Can’t get enough of that amazing yard art? Check out this star shaped wind twister I made with drinking straws, wire and tape! Yep I’m coming at you again with another wild and crazy project idea…This one was a “spur of the moment” kind of thing.
I love yard art, and unfortunately it’s still too early to be thinking about it. The helix-spiral windspinner I made last spring is just the beginning 🙂 Decorations for the backward, porch and garden are the most epic fun!
Someone I knew used to have the coolest looking optical illusion design of windspinner and I wanted one like that in the worst way, but had no idea how to put it together.
Hard to describe it as you don’t see anything like this at craft shows. It looked like a hexagon, Star of David, triangular something or other. Yep, that cool and unique.
Well one day (well, it was Friday actually) and I just ran into a how-to by accident when looking up other ideas. (Tell me I’m not the only one who does this, haha)
This crafty garden blogger from Canada deserves the credit for this how-to post on how to make this awesome opt illusion design out of PVC tubes and elbows that helped me out.
I have never worked with PVC, but it’s on the to-do list. But I was afraid I might lose the article so I decided to put together a prototype lite version using very basic materials: drinking straws -the kind with the flex neck -about a yard of 12 gauge wire and some color type masking (not washi) tape.
I kind of blundered through it the first time and did not do so well. Since this thingy kind of has all these triangles making up the design, my approach was to take each straw and bend it at the flex-neck point to form the corner and to compensate for the lack of length on the flexed side I would take another straw and pinch it at the end and attempt to thread it through the open end of the flexed opening.
Straws are great to have in your crafting arsenal but in and of themselves they are not that strong. To strengthen them, I came across some wire by the yard and threaded it through the bent straws to give it some stability. However my resulting design looked like, well, crap.
(Sorry I did not take pictures of the process in action; I was not thinking that far -just trying to figure it out!)
Tried again. This is why I write my posts with step by step approaches, because if you think you may have missed a step you can always go back and see what part got left out. I studied that post again and this time more carefully.
So…I got my hands on some more straws. I did something a little differently this time. I cut off the straws just past the flex-necks (I had 12 in all) making sure they would all be equal in length.

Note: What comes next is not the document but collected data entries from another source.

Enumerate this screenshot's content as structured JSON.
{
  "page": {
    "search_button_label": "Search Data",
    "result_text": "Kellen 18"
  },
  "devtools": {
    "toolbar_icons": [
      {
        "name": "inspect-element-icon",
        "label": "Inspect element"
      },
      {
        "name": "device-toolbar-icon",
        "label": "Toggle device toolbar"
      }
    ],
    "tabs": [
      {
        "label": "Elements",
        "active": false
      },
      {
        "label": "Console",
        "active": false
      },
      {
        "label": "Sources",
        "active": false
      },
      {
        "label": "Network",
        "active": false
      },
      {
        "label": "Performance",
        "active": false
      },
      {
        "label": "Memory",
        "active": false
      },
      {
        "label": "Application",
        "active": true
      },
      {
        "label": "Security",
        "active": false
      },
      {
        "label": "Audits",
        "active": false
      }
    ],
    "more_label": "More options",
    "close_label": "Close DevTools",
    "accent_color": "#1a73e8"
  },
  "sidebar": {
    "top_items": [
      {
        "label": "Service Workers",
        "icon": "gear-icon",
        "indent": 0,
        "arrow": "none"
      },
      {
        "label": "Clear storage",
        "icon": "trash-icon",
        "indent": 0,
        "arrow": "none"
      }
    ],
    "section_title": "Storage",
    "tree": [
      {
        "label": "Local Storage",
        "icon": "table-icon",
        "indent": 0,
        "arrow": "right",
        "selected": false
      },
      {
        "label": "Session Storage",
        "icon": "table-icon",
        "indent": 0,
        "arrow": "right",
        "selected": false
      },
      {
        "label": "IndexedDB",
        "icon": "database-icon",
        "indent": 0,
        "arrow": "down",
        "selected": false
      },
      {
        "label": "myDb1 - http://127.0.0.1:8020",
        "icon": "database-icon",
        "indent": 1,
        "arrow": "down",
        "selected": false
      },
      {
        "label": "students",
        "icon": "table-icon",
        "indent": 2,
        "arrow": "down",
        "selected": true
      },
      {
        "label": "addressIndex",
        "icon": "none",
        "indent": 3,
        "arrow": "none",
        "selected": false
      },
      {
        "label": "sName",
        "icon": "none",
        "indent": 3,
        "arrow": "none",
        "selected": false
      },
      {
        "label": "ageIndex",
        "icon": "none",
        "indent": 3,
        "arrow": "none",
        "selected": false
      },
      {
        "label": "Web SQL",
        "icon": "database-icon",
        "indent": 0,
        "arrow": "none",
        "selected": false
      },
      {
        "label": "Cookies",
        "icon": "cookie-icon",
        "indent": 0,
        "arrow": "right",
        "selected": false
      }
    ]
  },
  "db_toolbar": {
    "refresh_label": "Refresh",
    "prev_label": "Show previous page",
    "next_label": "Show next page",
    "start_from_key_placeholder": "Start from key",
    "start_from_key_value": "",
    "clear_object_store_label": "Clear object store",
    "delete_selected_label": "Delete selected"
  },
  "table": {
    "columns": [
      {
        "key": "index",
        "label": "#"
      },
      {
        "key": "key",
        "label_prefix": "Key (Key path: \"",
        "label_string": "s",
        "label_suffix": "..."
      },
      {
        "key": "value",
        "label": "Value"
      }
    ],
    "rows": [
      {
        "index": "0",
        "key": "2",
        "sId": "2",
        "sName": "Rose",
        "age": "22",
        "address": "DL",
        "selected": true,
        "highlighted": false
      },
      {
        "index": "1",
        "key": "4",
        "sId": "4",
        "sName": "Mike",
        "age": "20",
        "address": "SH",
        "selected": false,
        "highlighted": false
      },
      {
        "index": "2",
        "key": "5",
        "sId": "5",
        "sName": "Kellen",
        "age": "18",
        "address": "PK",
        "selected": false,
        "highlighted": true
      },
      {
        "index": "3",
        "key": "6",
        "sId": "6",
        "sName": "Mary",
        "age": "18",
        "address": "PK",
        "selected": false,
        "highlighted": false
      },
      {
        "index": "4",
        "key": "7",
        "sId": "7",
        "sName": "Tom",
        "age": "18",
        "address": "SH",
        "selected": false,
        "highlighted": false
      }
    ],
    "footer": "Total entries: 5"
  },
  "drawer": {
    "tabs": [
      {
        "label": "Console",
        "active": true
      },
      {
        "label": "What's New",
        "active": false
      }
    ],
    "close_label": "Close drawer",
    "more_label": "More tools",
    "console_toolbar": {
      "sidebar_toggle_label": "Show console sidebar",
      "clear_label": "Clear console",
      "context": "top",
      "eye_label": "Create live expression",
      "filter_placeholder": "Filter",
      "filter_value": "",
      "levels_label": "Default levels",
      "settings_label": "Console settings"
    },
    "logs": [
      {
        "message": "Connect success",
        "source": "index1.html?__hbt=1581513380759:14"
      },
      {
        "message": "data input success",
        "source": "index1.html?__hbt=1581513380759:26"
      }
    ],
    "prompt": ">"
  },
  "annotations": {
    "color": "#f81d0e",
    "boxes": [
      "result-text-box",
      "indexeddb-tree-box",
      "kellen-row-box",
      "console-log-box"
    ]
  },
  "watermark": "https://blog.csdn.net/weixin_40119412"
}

Then I threaded the wire through the straws, two at a time, I let the triangular sides be formed by bending the corners out of the wire. And what do you know, it worked:) It turned out I needed two strands of wire because this design is kind of symmetrical and I needed to make 2 main pieces and the second one is pretty much identical except that I had to flip it over and secure it to the complementing piece by twisting the loose ends together.
What would strengthen my design just a little bit more? More straws. I doubled them so it would be a little stronger. Then I secured the sides with colorful masking tape. Then built up with the tape, adding a pretty floral tape layer.
To hang up my final optical illusion wind twister I used a length of fishing line wrapped around the top triangle apex. Voila! Criticism accepted for looking a little amateurish as this is a prototype for the real thing.
This model will serve me well by the time I manage to get a wood or PVC pipe version going.
Rule number one: Never have a “one and done” attitude towards crafting. If you do, you won’t get into the groove of pure enjoyment and it will seem like just getting something out of the way. Don’t do that; don’t be afraid to replicate what you’ve done with different colors, different materials, and different approaches.
It may seem like another take on “practice makes perfect” but try it and you’ll see what I mean.
I’m showing pictures of each angle as this thing has like, five different designs as it moves, this was a normal day with light breezes so not hard to capture each movement. I wish I had some real outdoor expanse so I could have more yard art opportunities, but that’s OK. Even if you have nothing but a small balcony you still have space for fun things like windchimes and windtwisters.
Update: It’s now 2 years later (February 2020) and this baby is STILL holding up – it did get blown off the gutter from where it was hanging due to some bad weather and got a tad “smooshed” but because I used a wire foundation I was able to nudge it back into place.
Hope you enjoy and if you have any stories on outside yard art ideas I would enjoy hearing them!